Radio Assignment Weeks 7 & 8

Merry Hacksters’ Radio Show

The main activities during the past two weeks have related to the creation of the Merry Hacksters’ Radio Show.  The whole experience was unique.  I have done very little work with audio before and I have never worked on a group project that was organized and executed using Twitter as the sole communications medium. Being limited to message of 140 characters (less when you take into account that our Twitter handles took up a fifth of those letters)  certainly encourages succinctness.

For our group the topic pre-dated the formation of the group and I think we all chose to join because we were interested in the subject matter, hacking and remixing . The theme was suggested by one of the group members who took the lead in organizing the structure of the project by creating a document to sketch out the plan of the show.  Initially I planned to interview someone I had met about a Toy Hacking Activity that took place at a local Mini Maker Faire, but unfortunately she was out of the country on vacation.  Luckily our leader put me in touch with someone else who was willing to be interviewed via Skype.
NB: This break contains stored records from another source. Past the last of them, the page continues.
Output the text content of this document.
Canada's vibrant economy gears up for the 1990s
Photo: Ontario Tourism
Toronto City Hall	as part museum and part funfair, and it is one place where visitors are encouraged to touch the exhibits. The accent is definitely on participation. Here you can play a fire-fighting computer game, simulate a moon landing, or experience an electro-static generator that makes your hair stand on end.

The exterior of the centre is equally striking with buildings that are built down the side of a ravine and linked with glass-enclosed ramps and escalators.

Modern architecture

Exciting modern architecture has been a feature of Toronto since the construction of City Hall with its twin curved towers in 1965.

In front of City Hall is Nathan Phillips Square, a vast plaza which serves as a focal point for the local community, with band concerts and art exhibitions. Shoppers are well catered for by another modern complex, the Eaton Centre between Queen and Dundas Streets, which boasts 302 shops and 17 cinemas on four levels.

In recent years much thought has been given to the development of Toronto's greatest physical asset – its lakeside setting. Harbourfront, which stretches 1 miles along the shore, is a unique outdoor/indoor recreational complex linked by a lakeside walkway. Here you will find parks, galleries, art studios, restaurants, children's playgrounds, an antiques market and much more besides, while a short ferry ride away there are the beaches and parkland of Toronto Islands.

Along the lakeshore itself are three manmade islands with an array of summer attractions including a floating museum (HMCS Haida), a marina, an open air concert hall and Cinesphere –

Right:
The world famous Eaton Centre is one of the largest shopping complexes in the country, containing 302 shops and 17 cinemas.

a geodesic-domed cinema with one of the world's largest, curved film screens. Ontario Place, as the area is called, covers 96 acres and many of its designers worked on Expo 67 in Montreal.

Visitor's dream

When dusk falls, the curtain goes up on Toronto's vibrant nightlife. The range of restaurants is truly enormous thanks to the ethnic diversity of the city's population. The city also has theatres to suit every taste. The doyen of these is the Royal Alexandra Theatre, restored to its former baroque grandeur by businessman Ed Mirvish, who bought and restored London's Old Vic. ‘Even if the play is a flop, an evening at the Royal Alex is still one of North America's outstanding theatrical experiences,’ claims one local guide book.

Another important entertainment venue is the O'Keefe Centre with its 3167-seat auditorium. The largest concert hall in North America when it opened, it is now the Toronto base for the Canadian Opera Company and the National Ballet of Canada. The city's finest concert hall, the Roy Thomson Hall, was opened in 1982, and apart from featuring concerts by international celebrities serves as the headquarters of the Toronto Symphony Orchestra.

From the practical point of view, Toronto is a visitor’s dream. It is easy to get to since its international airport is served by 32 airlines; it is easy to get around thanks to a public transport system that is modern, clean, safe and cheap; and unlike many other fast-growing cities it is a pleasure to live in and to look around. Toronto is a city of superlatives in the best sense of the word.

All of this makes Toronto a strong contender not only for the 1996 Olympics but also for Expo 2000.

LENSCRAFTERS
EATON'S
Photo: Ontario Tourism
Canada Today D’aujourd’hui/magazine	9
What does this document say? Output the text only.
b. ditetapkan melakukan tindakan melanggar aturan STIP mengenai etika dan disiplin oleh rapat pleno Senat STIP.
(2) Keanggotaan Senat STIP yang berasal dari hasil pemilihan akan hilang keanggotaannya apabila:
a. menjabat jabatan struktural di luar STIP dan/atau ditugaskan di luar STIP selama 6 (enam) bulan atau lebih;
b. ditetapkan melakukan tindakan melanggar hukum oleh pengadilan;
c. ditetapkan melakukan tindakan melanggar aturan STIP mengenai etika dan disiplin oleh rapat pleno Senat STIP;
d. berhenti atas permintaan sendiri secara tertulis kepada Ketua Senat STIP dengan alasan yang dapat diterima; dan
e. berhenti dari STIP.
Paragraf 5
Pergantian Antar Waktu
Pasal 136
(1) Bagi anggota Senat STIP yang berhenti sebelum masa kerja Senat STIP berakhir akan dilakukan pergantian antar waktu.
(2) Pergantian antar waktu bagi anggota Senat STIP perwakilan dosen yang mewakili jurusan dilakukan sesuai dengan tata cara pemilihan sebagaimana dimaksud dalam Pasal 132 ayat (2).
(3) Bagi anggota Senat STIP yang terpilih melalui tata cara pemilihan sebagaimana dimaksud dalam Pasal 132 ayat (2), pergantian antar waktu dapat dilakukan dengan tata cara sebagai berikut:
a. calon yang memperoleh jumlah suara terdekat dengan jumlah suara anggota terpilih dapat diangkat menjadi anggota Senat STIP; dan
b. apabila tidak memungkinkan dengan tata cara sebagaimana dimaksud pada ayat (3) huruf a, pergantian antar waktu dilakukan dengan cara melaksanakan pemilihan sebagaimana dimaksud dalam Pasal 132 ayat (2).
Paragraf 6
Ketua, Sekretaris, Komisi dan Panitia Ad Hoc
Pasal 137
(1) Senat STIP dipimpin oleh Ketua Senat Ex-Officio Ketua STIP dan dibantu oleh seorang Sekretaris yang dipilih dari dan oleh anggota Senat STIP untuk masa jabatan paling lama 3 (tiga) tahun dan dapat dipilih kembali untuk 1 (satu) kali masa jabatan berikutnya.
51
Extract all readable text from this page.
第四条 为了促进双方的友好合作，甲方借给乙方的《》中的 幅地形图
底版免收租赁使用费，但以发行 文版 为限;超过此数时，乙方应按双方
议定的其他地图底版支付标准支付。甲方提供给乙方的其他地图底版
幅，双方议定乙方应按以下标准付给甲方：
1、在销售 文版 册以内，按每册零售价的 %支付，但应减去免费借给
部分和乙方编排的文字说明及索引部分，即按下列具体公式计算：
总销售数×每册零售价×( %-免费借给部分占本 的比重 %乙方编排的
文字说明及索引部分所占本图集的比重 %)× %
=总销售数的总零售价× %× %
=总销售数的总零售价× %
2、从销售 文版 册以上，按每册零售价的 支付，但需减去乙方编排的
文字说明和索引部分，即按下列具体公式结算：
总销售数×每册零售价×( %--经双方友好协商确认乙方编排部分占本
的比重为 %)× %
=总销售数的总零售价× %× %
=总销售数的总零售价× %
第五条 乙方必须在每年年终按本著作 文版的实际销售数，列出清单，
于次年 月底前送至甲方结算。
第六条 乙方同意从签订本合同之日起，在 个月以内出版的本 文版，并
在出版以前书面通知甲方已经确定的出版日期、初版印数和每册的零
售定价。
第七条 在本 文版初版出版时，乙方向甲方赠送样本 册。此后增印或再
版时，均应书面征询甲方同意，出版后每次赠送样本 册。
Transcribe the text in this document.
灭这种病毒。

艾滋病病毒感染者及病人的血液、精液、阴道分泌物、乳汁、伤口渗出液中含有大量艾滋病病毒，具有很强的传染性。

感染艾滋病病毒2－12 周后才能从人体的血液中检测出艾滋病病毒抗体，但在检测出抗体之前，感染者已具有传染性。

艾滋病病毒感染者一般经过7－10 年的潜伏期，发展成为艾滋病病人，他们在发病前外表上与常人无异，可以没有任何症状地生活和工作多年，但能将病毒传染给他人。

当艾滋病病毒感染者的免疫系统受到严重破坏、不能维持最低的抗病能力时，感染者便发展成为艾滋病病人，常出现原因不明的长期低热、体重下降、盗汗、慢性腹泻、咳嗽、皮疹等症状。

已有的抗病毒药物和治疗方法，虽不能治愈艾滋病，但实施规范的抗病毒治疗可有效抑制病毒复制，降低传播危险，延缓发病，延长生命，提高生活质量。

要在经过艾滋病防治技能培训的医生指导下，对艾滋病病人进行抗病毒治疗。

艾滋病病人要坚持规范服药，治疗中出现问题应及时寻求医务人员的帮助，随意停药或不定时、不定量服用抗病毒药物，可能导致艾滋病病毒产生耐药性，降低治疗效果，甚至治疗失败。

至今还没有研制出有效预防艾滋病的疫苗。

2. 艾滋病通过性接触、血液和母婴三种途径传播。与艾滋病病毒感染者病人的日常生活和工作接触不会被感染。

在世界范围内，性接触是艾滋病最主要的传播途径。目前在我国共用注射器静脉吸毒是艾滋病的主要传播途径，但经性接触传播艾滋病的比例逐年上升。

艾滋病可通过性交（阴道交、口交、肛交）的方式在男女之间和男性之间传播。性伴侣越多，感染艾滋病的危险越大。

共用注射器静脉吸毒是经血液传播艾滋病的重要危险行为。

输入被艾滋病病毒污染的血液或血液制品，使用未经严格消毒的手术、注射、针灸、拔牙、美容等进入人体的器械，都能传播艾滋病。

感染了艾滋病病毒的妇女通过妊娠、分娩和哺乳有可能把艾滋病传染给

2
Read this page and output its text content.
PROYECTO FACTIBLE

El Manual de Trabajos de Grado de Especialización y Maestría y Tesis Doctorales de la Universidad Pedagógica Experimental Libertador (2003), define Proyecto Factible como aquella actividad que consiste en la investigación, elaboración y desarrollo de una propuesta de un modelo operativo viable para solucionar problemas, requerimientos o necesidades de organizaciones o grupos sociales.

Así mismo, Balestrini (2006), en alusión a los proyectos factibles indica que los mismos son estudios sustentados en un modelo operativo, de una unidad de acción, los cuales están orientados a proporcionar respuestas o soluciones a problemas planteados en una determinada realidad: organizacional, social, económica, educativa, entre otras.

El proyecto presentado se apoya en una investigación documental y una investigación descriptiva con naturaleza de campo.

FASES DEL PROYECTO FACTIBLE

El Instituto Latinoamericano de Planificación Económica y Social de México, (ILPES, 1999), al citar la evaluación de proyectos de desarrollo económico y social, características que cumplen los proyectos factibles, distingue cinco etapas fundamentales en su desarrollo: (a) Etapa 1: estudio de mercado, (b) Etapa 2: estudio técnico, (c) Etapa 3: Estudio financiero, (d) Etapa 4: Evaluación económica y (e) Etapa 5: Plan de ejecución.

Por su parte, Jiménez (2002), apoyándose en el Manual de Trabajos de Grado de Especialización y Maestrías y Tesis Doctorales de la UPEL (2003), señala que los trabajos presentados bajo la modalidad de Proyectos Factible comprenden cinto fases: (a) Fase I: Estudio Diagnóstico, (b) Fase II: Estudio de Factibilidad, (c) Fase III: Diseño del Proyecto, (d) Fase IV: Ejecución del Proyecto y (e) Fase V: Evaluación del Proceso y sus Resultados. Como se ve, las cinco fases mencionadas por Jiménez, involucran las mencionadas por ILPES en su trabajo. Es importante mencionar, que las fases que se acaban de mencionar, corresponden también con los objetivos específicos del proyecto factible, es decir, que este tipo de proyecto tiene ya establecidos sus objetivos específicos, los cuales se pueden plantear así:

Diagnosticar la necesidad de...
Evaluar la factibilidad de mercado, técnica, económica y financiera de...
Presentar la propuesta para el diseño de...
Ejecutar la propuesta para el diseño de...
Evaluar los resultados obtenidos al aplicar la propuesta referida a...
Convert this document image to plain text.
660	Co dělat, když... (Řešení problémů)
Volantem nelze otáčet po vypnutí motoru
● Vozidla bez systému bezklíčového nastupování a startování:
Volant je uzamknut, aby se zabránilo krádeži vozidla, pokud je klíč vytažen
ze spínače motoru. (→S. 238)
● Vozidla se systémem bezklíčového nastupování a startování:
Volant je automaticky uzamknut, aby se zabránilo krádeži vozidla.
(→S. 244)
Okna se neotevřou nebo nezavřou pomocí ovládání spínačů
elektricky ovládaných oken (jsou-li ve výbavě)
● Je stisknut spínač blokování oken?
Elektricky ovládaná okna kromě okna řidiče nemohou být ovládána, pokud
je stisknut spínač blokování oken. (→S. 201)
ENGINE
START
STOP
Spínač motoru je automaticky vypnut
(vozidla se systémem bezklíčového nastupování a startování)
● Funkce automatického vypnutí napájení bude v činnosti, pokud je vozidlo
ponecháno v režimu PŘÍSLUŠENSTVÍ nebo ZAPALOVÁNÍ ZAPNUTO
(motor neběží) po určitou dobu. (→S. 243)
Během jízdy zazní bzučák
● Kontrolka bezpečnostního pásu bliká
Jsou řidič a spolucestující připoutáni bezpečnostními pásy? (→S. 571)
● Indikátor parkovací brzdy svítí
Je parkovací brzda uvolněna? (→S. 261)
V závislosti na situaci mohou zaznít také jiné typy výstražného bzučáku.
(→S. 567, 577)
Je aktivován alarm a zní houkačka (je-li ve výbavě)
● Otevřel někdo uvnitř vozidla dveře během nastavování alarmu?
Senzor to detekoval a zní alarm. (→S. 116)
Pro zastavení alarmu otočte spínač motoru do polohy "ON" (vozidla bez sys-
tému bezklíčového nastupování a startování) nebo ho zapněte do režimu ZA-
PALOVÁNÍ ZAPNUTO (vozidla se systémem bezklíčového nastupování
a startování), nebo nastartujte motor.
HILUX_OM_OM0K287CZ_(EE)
I found the project quite challenging as I had not used Audacity before starting DS106.  I know a little bit about it now – how to move tracks, import audio, cut parts of tracks, do fade-ins and outs, duplicate tracks, but have more to learn.  I ended up creating four short pieces as follows:

Intro

Bumper

Commercial for Mozilla Webmaker

Interview Piece with Stephanie West-Puckett

Daily Creates

Bookshelf ReflectionMoose ArtThe InternetThe Ground Beneath My FeetProvenance

During this two week period I did several daily creates.  The one I spent the most time thinking about was TDC648, The Ground Beneath Your Feet.  I wanted to take a picture of the actual ground, not a floor in a building, or concrete, or asphalt.  It was then that I realized that during the course of a day there are only a few steps that I take on the actual ground which hasn’t had something built over it.  I ended up taking a panoramic picture which, because I moved the phone too quickly, had some strange duplicated pieces.  I though I might use just some of the duplicated sections, so pulled the image into Photoshop to edit it.  I cropped it, but it didn’t have any real interest, so I found some special effects and applied one of them.

The image of the bookcase was created by taking a picture of a reflection in a dark window.  I hadn’t thought about the effect that the screen would make on the picture, but it ended up providing an interesting grain to the photo that makes it look a bit like an oil painting on canvas.